Shorter descriptions cost fewer tokens and are easier for agents to parse. Every sentence should earn its place.

Completeness4/5

Given the tool's complexity, does the description cover enough for an agent to succeed on first attempt?

Given the absence of an output schema, the description adequately describes the return format (list of errors, total count, severity counts). It also explains the input format and the rule source. It covers the usage context and differentiates from similar tools. The description is complete enough for an agent to correctly select and invoke the tool.

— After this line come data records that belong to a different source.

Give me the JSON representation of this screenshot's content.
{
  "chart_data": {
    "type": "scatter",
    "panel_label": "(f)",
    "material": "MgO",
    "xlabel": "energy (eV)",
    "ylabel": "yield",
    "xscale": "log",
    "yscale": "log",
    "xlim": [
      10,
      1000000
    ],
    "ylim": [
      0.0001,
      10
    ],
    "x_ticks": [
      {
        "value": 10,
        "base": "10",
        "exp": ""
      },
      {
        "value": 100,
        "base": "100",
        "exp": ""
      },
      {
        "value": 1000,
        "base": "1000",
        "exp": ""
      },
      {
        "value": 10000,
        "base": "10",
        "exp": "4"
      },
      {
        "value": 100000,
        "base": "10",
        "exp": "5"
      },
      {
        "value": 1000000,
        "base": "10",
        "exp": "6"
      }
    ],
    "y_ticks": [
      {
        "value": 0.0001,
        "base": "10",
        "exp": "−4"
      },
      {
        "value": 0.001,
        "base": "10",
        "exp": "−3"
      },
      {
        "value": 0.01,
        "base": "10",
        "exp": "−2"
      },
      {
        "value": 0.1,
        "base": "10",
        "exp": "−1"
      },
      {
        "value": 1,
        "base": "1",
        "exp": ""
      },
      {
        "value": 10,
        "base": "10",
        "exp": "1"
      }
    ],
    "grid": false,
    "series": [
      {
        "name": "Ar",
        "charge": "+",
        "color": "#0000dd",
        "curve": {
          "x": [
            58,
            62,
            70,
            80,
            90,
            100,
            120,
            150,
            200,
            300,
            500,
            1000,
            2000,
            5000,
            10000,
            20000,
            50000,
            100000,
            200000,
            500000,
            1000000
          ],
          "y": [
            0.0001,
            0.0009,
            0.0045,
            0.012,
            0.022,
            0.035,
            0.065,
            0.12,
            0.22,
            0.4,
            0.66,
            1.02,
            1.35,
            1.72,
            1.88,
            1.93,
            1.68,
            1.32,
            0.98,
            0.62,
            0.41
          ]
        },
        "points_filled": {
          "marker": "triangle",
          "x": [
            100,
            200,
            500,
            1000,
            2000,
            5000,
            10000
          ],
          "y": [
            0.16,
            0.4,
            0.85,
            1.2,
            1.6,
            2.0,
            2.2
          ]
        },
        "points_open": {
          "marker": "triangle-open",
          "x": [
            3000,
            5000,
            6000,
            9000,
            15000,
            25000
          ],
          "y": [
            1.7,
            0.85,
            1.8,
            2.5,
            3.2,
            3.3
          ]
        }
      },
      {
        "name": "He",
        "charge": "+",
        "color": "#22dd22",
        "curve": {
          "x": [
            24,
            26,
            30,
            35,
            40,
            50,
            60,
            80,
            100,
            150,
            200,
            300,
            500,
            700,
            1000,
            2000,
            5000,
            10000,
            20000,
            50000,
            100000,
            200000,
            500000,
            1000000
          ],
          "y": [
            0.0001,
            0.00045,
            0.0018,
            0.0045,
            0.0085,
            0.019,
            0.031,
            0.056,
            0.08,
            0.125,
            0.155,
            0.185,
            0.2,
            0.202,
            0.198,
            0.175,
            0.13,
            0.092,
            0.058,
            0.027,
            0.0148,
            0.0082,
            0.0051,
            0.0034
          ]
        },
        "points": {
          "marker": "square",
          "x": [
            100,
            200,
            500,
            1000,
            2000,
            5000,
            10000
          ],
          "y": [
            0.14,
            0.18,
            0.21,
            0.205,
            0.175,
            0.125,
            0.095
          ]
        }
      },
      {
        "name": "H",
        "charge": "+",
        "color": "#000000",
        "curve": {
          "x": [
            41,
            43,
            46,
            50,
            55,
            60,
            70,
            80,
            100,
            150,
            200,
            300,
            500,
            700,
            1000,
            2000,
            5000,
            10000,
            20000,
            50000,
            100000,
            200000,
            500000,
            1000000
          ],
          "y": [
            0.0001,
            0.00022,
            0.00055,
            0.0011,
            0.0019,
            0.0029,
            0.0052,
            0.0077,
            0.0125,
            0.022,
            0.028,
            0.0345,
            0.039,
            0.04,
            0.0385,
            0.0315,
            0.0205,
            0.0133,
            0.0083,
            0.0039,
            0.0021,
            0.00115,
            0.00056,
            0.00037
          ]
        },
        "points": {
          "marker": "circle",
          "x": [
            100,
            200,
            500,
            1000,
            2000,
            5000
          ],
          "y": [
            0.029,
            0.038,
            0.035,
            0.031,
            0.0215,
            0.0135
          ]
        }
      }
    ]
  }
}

Complex tools with many parameters or behaviors need more documentation. Simple tools need less. This dimension scales expectations accordingly.

Parameters3/5

Does the description clarify parameter syntax, constraints, interactions, or defaults beyond what the schema provides?

Schema description coverage is 100%, and the description essentially restates the parameter names and types from the schema. While it adds context about providing raw content, it does not significantly add new semantic meaning beyond what the schema already provides. Baseline 3 is appropriate.

Input schemas describe structure but not intent. Descriptions should explain non-obvious parameter relationships and valid value ranges.

Purpose5/5

Does the description clearly state what the tool does and how it differs from similar tools?

The description clearly states the tool runs a standardization scan against an API definition using organizational rules. It specifically says 'Accept a raw YAML or JSON OpenAPI/AsyncAPI definition' and returns validation errors, issue count, and severity counts. It also differentiates from the sibling tool 'swagger_scan_api_standardization_from_registry' by emphasizing that this tool uses content provided directly by the user, not from a registry.

Agents choose between tools based on descriptions. A clear purpose with a specific verb and resource helps agents select the right tool.

Usage Guidelines5/5

Does the description explain when to use this tool, when not to, or what alternatives exist?

The description explicitly says 'Use this tool when the user provides the API definition content directly (as raw YAML or JSON) and asks to validate, scan, or check the governance or standardization of the API.' This clearly tells the agent when to invoke this tool versus alternatives like the registry-based scan.

Agents often have multiple tools that could apply. Explicit usage guidance like "use X instead of Y when Z" prevents misuse.